Qu'est-ce que cela signifie pour les personnes vivant dans des pays tempérés ou "froids" ?

Nos résultats impliquent que les habitants des régions froides peuvent adopter des modèles et des stratégies différents pour organiser leurs sons vocaux par rapport aux habitants des régions plus chaudes. Par exemple, dans les régions froides, il y a plus de sons qui manquent de résonance, plus de consonnes et moins de voyelles. Par conséquent, cela affectera la perception et la compréhension de la parole, et même du langage, par les locuteurs de ces régions. Ces différences régionales de perception et de compréhension auront-elles un impact sur les modes de pensée et les coutumes sociales ? La réponse exacte est presque inconnue, mais je pense que cet impact est minime, voire inexistant.

Mais envisageons les choses sous un autre angle : tout au long de l'histoire de l'évolution des langues, celles-ci ont accumulé des indices reflétant l'interaction entre l'environnement et les sociétés humaines. Ces indices peuvent être précieux et ouvrir de nouvelles perspectives sur la société des locuteurs, comme leur migration. Les études récentes sur ce sujet, dont la nôtre, ne découvrent que la partie émergée de l'iceberg. Je pense qu'au fur et à mesure que la recherche se poursuit, de plus en plus d'indices sur l'histoire seront découverts.

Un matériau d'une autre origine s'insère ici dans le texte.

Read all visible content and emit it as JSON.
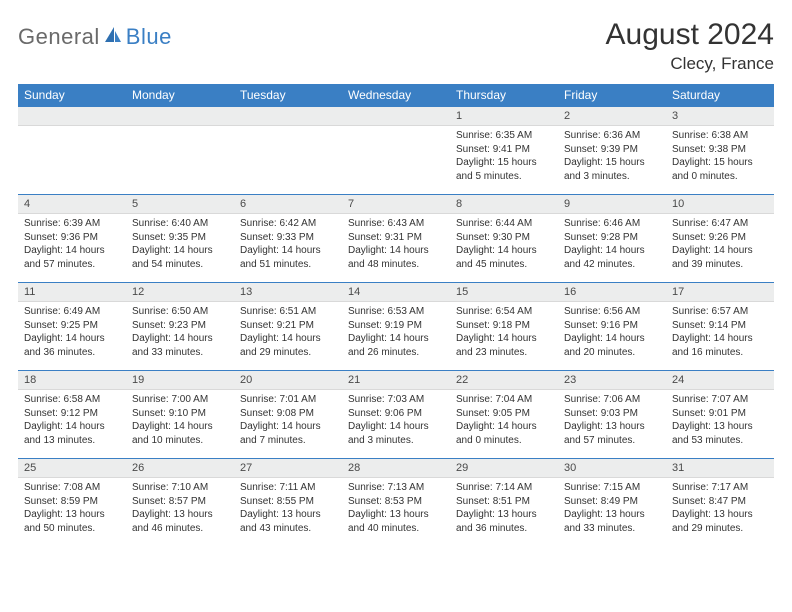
{
  "logo": {
    "part1": "General",
    "part2": "Blue"
  },
  "title": "August 2024",
  "location": "Clecy, France",
  "colors": {
    "accent": "#3a7fc4",
    "header_text": "#ffffff",
    "daynum_bg": "#eceded",
    "body_text": "#333333",
    "logo_gray": "#6a6a6a"
  },
  "day_names": [
    "Sunday",
    "Monday",
    "Tuesday",
    "Wednesday",
    "Thursday",
    "Friday",
    "Saturday"
  ],
  "weeks": [
    [
      {
        "n": "",
        "sr": "",
        "ss": "",
        "dl": ""
      },
      {
        "n": "",
        "sr": "",
        "ss": "",
        "dl": ""
      },
      {
        "n": "",
        "sr": "",
        "ss": "",
        "dl": ""
      },
      {
        "n": "",
        "sr": "",
        "ss": "",
        "dl": ""
      },
      {
        "n": "1",
        "sr": "6:35 AM",
        "ss": "9:41 PM",
        "dl": "15 hours and 5 minutes."
      },
      {
        "n": "2",
        "sr": "6:36 AM",
        "ss": "9:39 PM",
        "dl": "15 hours and 3 minutes."
      },
      {
        "n": "3",
        "sr": "6:38 AM",
        "ss": "9:38 PM",
        "dl": "15 hours and 0 minutes."
      }
    ],
    [
      {
        "n": "4",
        "sr": "6:39 AM",
        "ss": "9:36 PM",
        "dl": "14 hours and 57 minutes."
      },
      {
        "n": "5",
        "sr": "6:40 AM",
        "ss": "9:35 PM",
        "dl": "14 hours and 54 minutes."
      },
      {
        "n": "6",
        "sr": "6:42 AM",
        "ss": "9:33 PM",
        "dl": "14 hours and 51 minutes."
      },
      {
        "n": "7",
        "sr": "6:43 AM",
        "ss": "9:31 PM",
        "dl": "14 hours and 48 minutes."
      },
      {
        "n": "8",
        "sr": "6:44 AM",
        "ss": "9:30 PM",
        "dl": "14 hours and 45 minutes."
      },
      {
        "n": "9",
        "sr": "6:46 AM",
        "ss": "9:28 PM",
        "dl": "14 hours and 42 minutes."
      },
      {
        "n": "10",
        "sr": "6:47 AM",
        "ss": "9:26 PM",
        "dl": "14 hours and 39 minutes."
      }
    ],
    [
      {
        "n": "11",
        "sr": "6:49 AM",
        "ss": "9:25 PM",
        "dl": "14 hours and 36 minutes."
      },
      {
        "n": "12",
        "sr": "6:50 AM",
        "ss": "9:23 PM",
        "dl": "14 hours and 33 minutes."
      },
      {
        "n": "13",
        "sr": "6:51 AM",
        "ss": "9:21 PM",
        "dl": "14 hours and 29 minutes."
      },
      {
        "n": "14",
        "sr": "6:53 AM",
        "ss": "9:19 PM",
        "dl": "14 hours and 26 minutes."
      },
      {
        "n": "15",
        "sr": "6:54 AM",
        "ss": "9:18 PM",
        "dl": "14 hours and 23 minutes."
      },
      {
        "n": "16",
        "sr": "6:56 AM",
        "ss": "9:16 PM",
        "dl": "14 hours and 20 minutes."
      },
      {
        "n": "17",
        "sr": "6:57 AM",
        "ss": "9:14 PM",
        "dl": "14 hours and 16 minutes."
      }
    ],
    [
      {
        "n": "18",
        "sr": "6:58 AM",
        "ss": "9:12 PM",
        "dl": "14 hours and 13 minutes."
      },
      {
        "n": "19",
        "sr": "7:00 AM",
        "ss": "9:10 PM",
        "dl": "14 hours and 10 minutes."
      },
      {
        "n": "20",
        "sr": "7:01 AM",
        "ss": "9:08 PM",
        "dl": "14 hours and 7 minutes."
      },
      {
        "n": "21",
        "sr": "7:03 AM",
        "ss": "9:06 PM",
        "dl": "14 hours and 3 minutes."
      },
      {
        "n": "22",
        "sr": "7:04 AM",
        "ss": "9:05 PM",
        "dl": "14 hours and 0 minutes."
      },
      {
        "n": "23",
        "sr": "7:06 AM",
        "ss": "9:03 PM",
        "dl": "13 hours and 57 minutes."
      },
      {
        "n": "24",
        "sr": "7:07 AM",
        "ss": "9:01 PM",
        "dl": "13 hours and 53 minutes."
      }
    ],
    [
      {
        "n": "25",
        "sr": "7:08 AM",
        "ss": "8:59 PM",
        "dl": "13 hours and 50 minutes."
      },
      {
        "n": "26",
        "sr": "7:10 AM",
        "ss": "8:57 PM",
        "dl": "13 hours and 46 minutes."
      },
      {
        "n": "27",
        "sr": "7:11 AM",
        "ss": "8:55 PM",
        "dl": "13 hours and 43 minutes."
      },
      {
        "n": "28",
        "sr": "7:13 AM",
        "ss": "8:53 PM",
        "dl": "13 hours and 40 minutes."
      },
      {
        "n": "29",
        "sr": "7:14 AM",
        "ss": "8:51 PM",
        "dl": "13 hours and 36 minutes."
      },
      {
        "n": "30",
        "sr": "7:15 AM",
        "ss": "8:49 PM",
        "dl": "13 hours and 33 minutes."
      },
      {
        "n": "31",
        "sr": "7:17 AM",
        "ss": "8:47 PM",
        "dl": "13 hours and 29 minutes."
      }
    ]
  ],
  "labels": {
    "sunrise": "Sunrise:",
    "sunset": "Sunset:",
    "daylight": "Daylight:"
  }
}
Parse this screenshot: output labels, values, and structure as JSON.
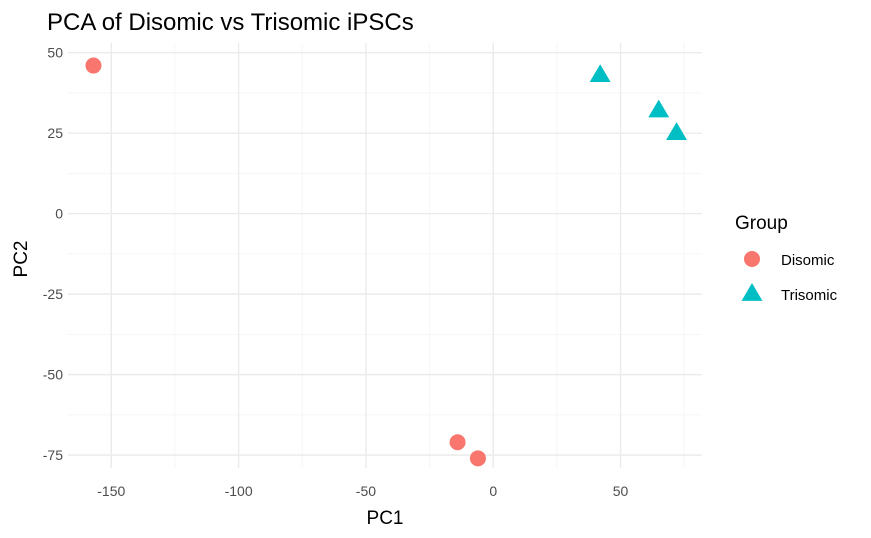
{
  "chart_data": {
    "type": "scatter",
    "title": "PCA of Disomic vs Trisomic iPSCs",
    "xlabel": "PC1",
    "ylabel": "PC2",
    "xlim": [
      -167,
      82
    ],
    "ylim": [
      -79,
      53
    ],
    "x_ticks": [
      -150,
      -100,
      -50,
      0,
      50
    ],
    "y_ticks": [
      -75,
      -50,
      -25,
      0,
      25,
      50
    ],
    "x_tick_labels": [
      "-150",
      "-100",
      "-50",
      "0",
      "50"
    ],
    "y_tick_labels": [
      "-75",
      "-50",
      "-25",
      "0",
      "25",
      "50"
    ],
    "grid": true,
    "legend": {
      "title": "Group",
      "position": "right"
    },
    "series": [
      {
        "name": "Disomic",
        "color": "#F8766D",
        "marker": "circle",
        "points": [
          {
            "x": -157,
            "y": 46
          },
          {
            "x": -14,
            "y": -71
          },
          {
            "x": -6,
            "y": -76
          }
        ]
      },
      {
        "name": "Trisomic",
        "color": "#00BFC4",
        "marker": "triangle",
        "points": [
          {
            "x": 42,
            "y": 43
          },
          {
            "x": 65,
            "y": 32
          },
          {
            "x": 72,
            "y": 25
          }
        ]
      }
    ]
  }
}
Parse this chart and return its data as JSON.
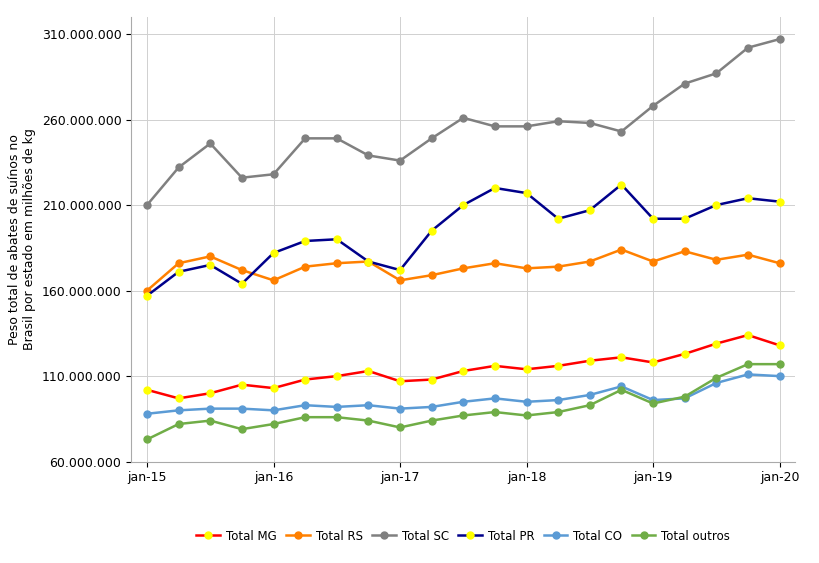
{
  "ylabel": "Peso total de abates de suínos no\nBrasil por estado em milhões de kg",
  "ylim": [
    60000000,
    320000000
  ],
  "yticks": [
    60000000,
    110000000,
    160000000,
    210000000,
    260000000,
    310000000
  ],
  "xtick_labels": [
    "jan-15",
    "jan-16",
    "jan-17",
    "jan-18",
    "jan-19",
    "jan-20"
  ],
  "xtick_positions": [
    0,
    4,
    8,
    12,
    16,
    20
  ],
  "n_points": 21,
  "background_color": "#FFFFFF",
  "grid_color": "#D0D0D0",
  "series": {
    "Total MG": {
      "color": "#FF0000",
      "marker_color": "#FFFF00",
      "values": [
        102000000,
        97000000,
        100000000,
        105000000,
        103000000,
        108000000,
        110000000,
        113000000,
        107000000,
        108000000,
        113000000,
        116000000,
        114000000,
        116000000,
        119000000,
        121000000,
        118000000,
        123000000,
        129000000,
        134000000,
        128000000
      ]
    },
    "Total RS": {
      "color": "#FF8000",
      "marker_color": "#FF8000",
      "values": [
        160000000,
        176000000,
        180000000,
        172000000,
        166000000,
        174000000,
        176000000,
        177000000,
        166000000,
        169000000,
        173000000,
        176000000,
        173000000,
        174000000,
        177000000,
        184000000,
        177000000,
        183000000,
        178000000,
        181000000,
        176000000
      ]
    },
    "Total SC": {
      "color": "#808080",
      "marker_color": "#808080",
      "values": [
        210000000,
        232000000,
        246000000,
        226000000,
        228000000,
        249000000,
        249000000,
        239000000,
        236000000,
        249000000,
        261000000,
        256000000,
        256000000,
        259000000,
        258000000,
        253000000,
        268000000,
        281000000,
        287000000,
        302000000,
        307000000
      ]
    },
    "Total PR": {
      "color": "#00008B",
      "marker_color": "#FFFF00",
      "values": [
        157000000,
        171000000,
        175000000,
        164000000,
        182000000,
        189000000,
        190000000,
        177000000,
        172000000,
        195000000,
        210000000,
        220000000,
        217000000,
        202000000,
        207000000,
        222000000,
        202000000,
        202000000,
        210000000,
        214000000,
        212000000
      ]
    },
    "Total CO": {
      "color": "#5B9BD5",
      "marker_color": "#5B9BD5",
      "values": [
        88000000,
        90000000,
        91000000,
        91000000,
        90000000,
        93000000,
        92000000,
        93000000,
        91000000,
        92000000,
        95000000,
        97000000,
        95000000,
        96000000,
        99000000,
        104000000,
        96000000,
        97000000,
        106000000,
        111000000,
        110000000
      ]
    },
    "Total outros": {
      "color": "#70AD47",
      "marker_color": "#70AD47",
      "values": [
        73000000,
        82000000,
        84000000,
        79000000,
        82000000,
        86000000,
        86000000,
        84000000,
        80000000,
        84000000,
        87000000,
        89000000,
        87000000,
        89000000,
        93000000,
        102000000,
        94000000,
        98000000,
        109000000,
        117000000,
        117000000
      ]
    }
  }
}
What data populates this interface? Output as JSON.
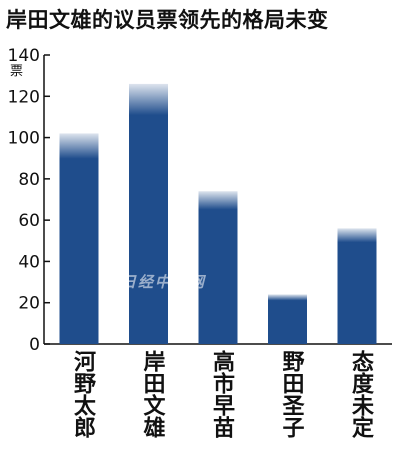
{
  "chart_data": {
    "type": "bar",
    "title": "岸田文雄的议员票领先的格局未变",
    "ylabel": "票",
    "ylim": [
      0,
      140
    ],
    "yticks": [
      0,
      20,
      40,
      60,
      80,
      100,
      120,
      140
    ],
    "categories": [
      "河野太郎",
      "岸田文雄",
      "高市早苗",
      "野田圣子",
      "态度未定"
    ],
    "values": [
      102,
      126,
      74,
      24,
      56
    ],
    "bar_color": "#1f4d8c",
    "grid": false
  },
  "watermark": "日经中文网"
}
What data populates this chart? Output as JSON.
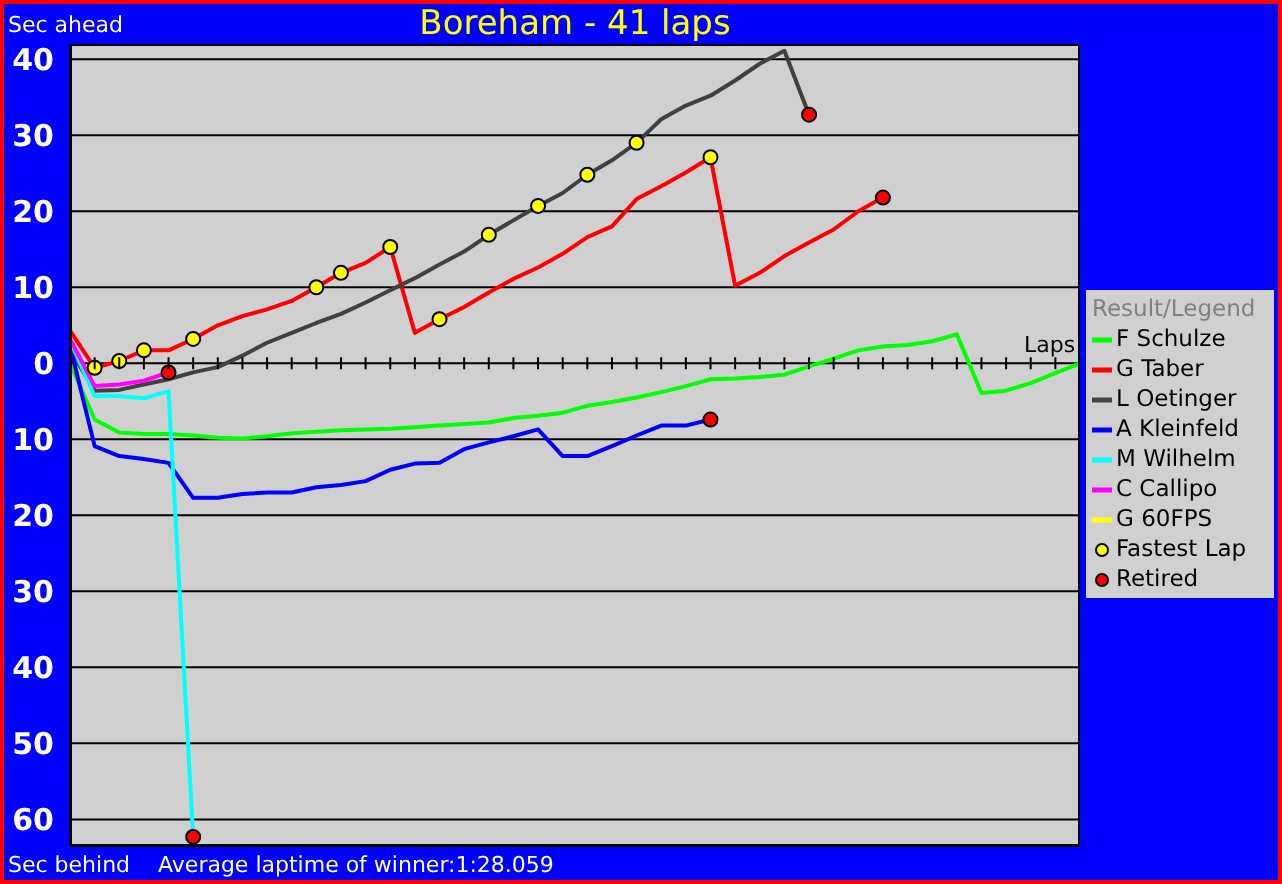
{
  "chart_data": {
    "type": "line",
    "title": "Boreham - 41 laps",
    "ylabel": "Sec ahead",
    "xlabel": "Laps",
    "legend_title": "Result/Legend",
    "annotations": [
      "Sec behind",
      "Average laptime of winner:1:28.059"
    ],
    "categories": [
      null,
      null,
      null,
      null,
      null,
      null,
      null,
      null,
      null,
      null,
      null,
      null,
      null,
      null,
      null,
      null,
      null,
      null,
      null,
      null,
      null,
      null,
      null,
      null,
      null,
      null,
      null,
      null,
      null,
      null,
      null,
      null,
      null,
      null,
      null,
      null,
      null,
      null,
      null,
      null,
      null,
      null
    ],
    "ylim": [
      -63.5,
      42
    ],
    "yticks": [
      40,
      30,
      20,
      10,
      0,
      {
        "value": -10,
        "label": "10"
      },
      {
        "value": -20,
        "label": "20"
      },
      {
        "value": -30,
        "label": "30"
      },
      {
        "value": -40,
        "label": "40"
      },
      {
        "value": -50,
        "label": "50"
      },
      {
        "value": -60,
        "label": "60"
      }
    ],
    "grid": "y",
    "legend": "right",
    "marker": "none",
    "line_style": "solid",
    "series": [
      {
        "name": "F Schulze",
        "color": "#00ff00",
        "values": [
          0,
          -7.4,
          -9.1,
          -9.3,
          -9.3,
          -9.5,
          -9.8,
          -9.9,
          -9.6,
          -9.2,
          -9,
          -8.8,
          -8.7,
          -8.6,
          -8.4,
          -8.2,
          -8,
          -7.8,
          -7.2,
          -6.9,
          -6.5,
          -5.6,
          -5.1,
          -4.5,
          -3.8,
          -3,
          -2.1,
          -2,
          -1.8,
          -1.5,
          -0.4,
          0.6,
          1.7,
          2.2,
          2.4,
          2.9,
          3.8,
          -3.9,
          -3.6,
          -2.6,
          -1.3,
          0
        ]
      },
      {
        "name": "G Taber",
        "color": "#ff0000",
        "values": [
          4.3,
          -0.6,
          0.3,
          1.7,
          1.7,
          3.2,
          5,
          6.2,
          7.1,
          8.2,
          10,
          11.9,
          13.2,
          15.3,
          4,
          5.8,
          7.4,
          9.3,
          11.1,
          12.6,
          14.4,
          16.6,
          18,
          21.6,
          23.3,
          25.1,
          27.1,
          10.2,
          11.9,
          14.1,
          15.9,
          17.6,
          20,
          21.8,
          null,
          null,
          null,
          null,
          null,
          null,
          null,
          null
        ]
      },
      {
        "name": "L Oetinger",
        "color": "#404040",
        "values": [
          1.8,
          -3.6,
          -3.5,
          -2.8,
          -2.1,
          -1.2,
          -0.5,
          1,
          2.7,
          4,
          5.3,
          6.5,
          8,
          9.6,
          11.2,
          13,
          14.7,
          16.9,
          18.8,
          20.7,
          22.4,
          24.8,
          26.7,
          29,
          32.1,
          33.9,
          35.2,
          37.2,
          39.4,
          41.1,
          32.7,
          null,
          null,
          null,
          null,
          null,
          null,
          null,
          null,
          null,
          null,
          null
        ]
      },
      {
        "name": "A Kleinfeld",
        "color": "#0000ff",
        "values": [
          2.3,
          -10.9,
          -12.2,
          -12.6,
          -13.1,
          -17.7,
          -17.7,
          -17.2,
          -17,
          -17,
          -16.3,
          -16,
          -15.5,
          -14,
          -13.2,
          -13.1,
          -11.3,
          -10.4,
          -9.6,
          -8.7,
          -12.2,
          -12.2,
          -10.9,
          -9.5,
          -8.2,
          -8.2,
          -7.4,
          null,
          null,
          null,
          null,
          null,
          null,
          null,
          null,
          null,
          null,
          null,
          null,
          null,
          null,
          null
        ]
      },
      {
        "name": "M Wilhelm",
        "color": "#00ffff",
        "values": [
          3,
          -4.3,
          -4.3,
          -4.6,
          -3.7,
          -62.3,
          null,
          null,
          null,
          null,
          null,
          null,
          null,
          null,
          null,
          null,
          null,
          null,
          null,
          null,
          null,
          null,
          null,
          null,
          null,
          null,
          null,
          null,
          null,
          null,
          null,
          null,
          null,
          null,
          null,
          null,
          null,
          null,
          null,
          null,
          null,
          null
        ]
      },
      {
        "name": "C Callipo",
        "color": "#ff00ff",
        "values": [
          3.2,
          -3,
          -2.8,
          -2.3,
          -1.2,
          null,
          null,
          null,
          null,
          null,
          null,
          null,
          null,
          null,
          null,
          null,
          null,
          null,
          null,
          null,
          null,
          null,
          null,
          null,
          null,
          null,
          null,
          null,
          null,
          null,
          null,
          null,
          null,
          null,
          null,
          null,
          null,
          null,
          null,
          null,
          null,
          null
        ]
      },
      {
        "name": "G 60FPS",
        "color": "#ffff00",
        "values": [
          null,
          null,
          null,
          null,
          null,
          null,
          null,
          null,
          null,
          null,
          null,
          null,
          null,
          null,
          null,
          null,
          null,
          null,
          null,
          null,
          null,
          null,
          null,
          null,
          null,
          null,
          null,
          null,
          null,
          null,
          null,
          null,
          null,
          null,
          null,
          null,
          null,
          null,
          null,
          null,
          null,
          null
        ]
      },
      {
        "name": "Fastest Lap",
        "type": "scatter",
        "marker": "circle",
        "color": "#ffff00",
        "values": [
          null,
          -0.6,
          0.3,
          1.7,
          null,
          3.2,
          null,
          null,
          null,
          null,
          10,
          11.9,
          null,
          15.3,
          null,
          5.8,
          null,
          16.9,
          null,
          20.7,
          null,
          24.8,
          null,
          29,
          null,
          null,
          27.1,
          null,
          null,
          null,
          null,
          null,
          null,
          null,
          null,
          null,
          null,
          null,
          null,
          null,
          null,
          null
        ]
      },
      {
        "name": "Retired",
        "type": "scatter",
        "marker": "circle",
        "color": "#ff0000",
        "values": [
          null,
          null,
          null,
          null,
          -1.2,
          -62.3,
          null,
          null,
          null,
          null,
          null,
          null,
          null,
          null,
          null,
          null,
          null,
          null,
          null,
          null,
          null,
          null,
          null,
          null,
          null,
          null,
          -7.4,
          null,
          null,
          null,
          32.7,
          null,
          null,
          21.8,
          null,
          null,
          null,
          null,
          null,
          null,
          null,
          null
        ]
      }
    ]
  }
}
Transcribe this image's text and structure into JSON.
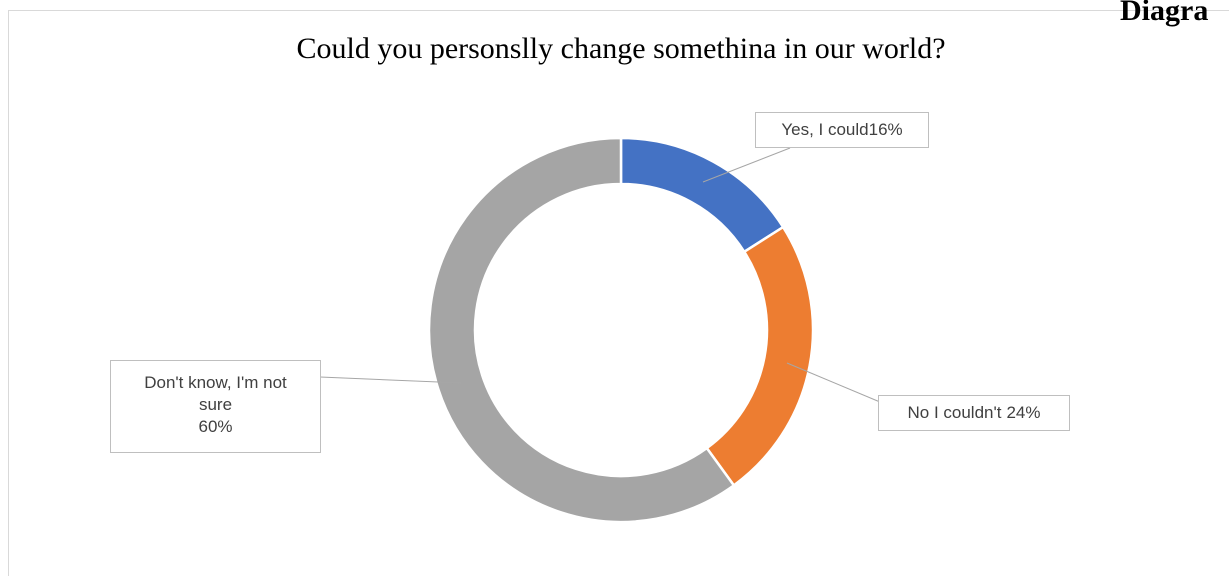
{
  "corner_label": "Diagra",
  "chart_data": {
    "type": "donut",
    "title": "Could you personslly change somethina in our world?",
    "categories": [
      "Yes, I could",
      "No I couldn't",
      "Don't know, I'm not sure"
    ],
    "values": [
      16,
      24,
      60
    ],
    "value_labels": [
      "16%",
      "24%",
      "60%"
    ],
    "colors": [
      "#4472c4",
      "#ed7d31",
      "#a5a5a5"
    ]
  }
}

Votre travail offre-t-il de nouvelles perspectives sur le réchauffement climatique et ses conséquences insoupçonnées ?

Notre travail n'est pas directement lié au réchauffement climatique et à ses conséquences. Il est difficile d'affirmer que le réchauffement climatique rendra le langage plus "fort" ou favorisera des sons de parole plus forts. Étant donné que l'augmentation de la température causée par le réchauffement climatique est encore beaucoup plus faible que les différences de température dans le monde, l'impact du réchauffement climatique sur les langues sera insignifiant par rapport aux différences dans les modèles de discours dans le monde. Il est clair qu'au fur et à mesure que le réchauffement climatique se poursuit, son impact sur la langue sera bien moins important que son impact sur la nature et la vie humaine.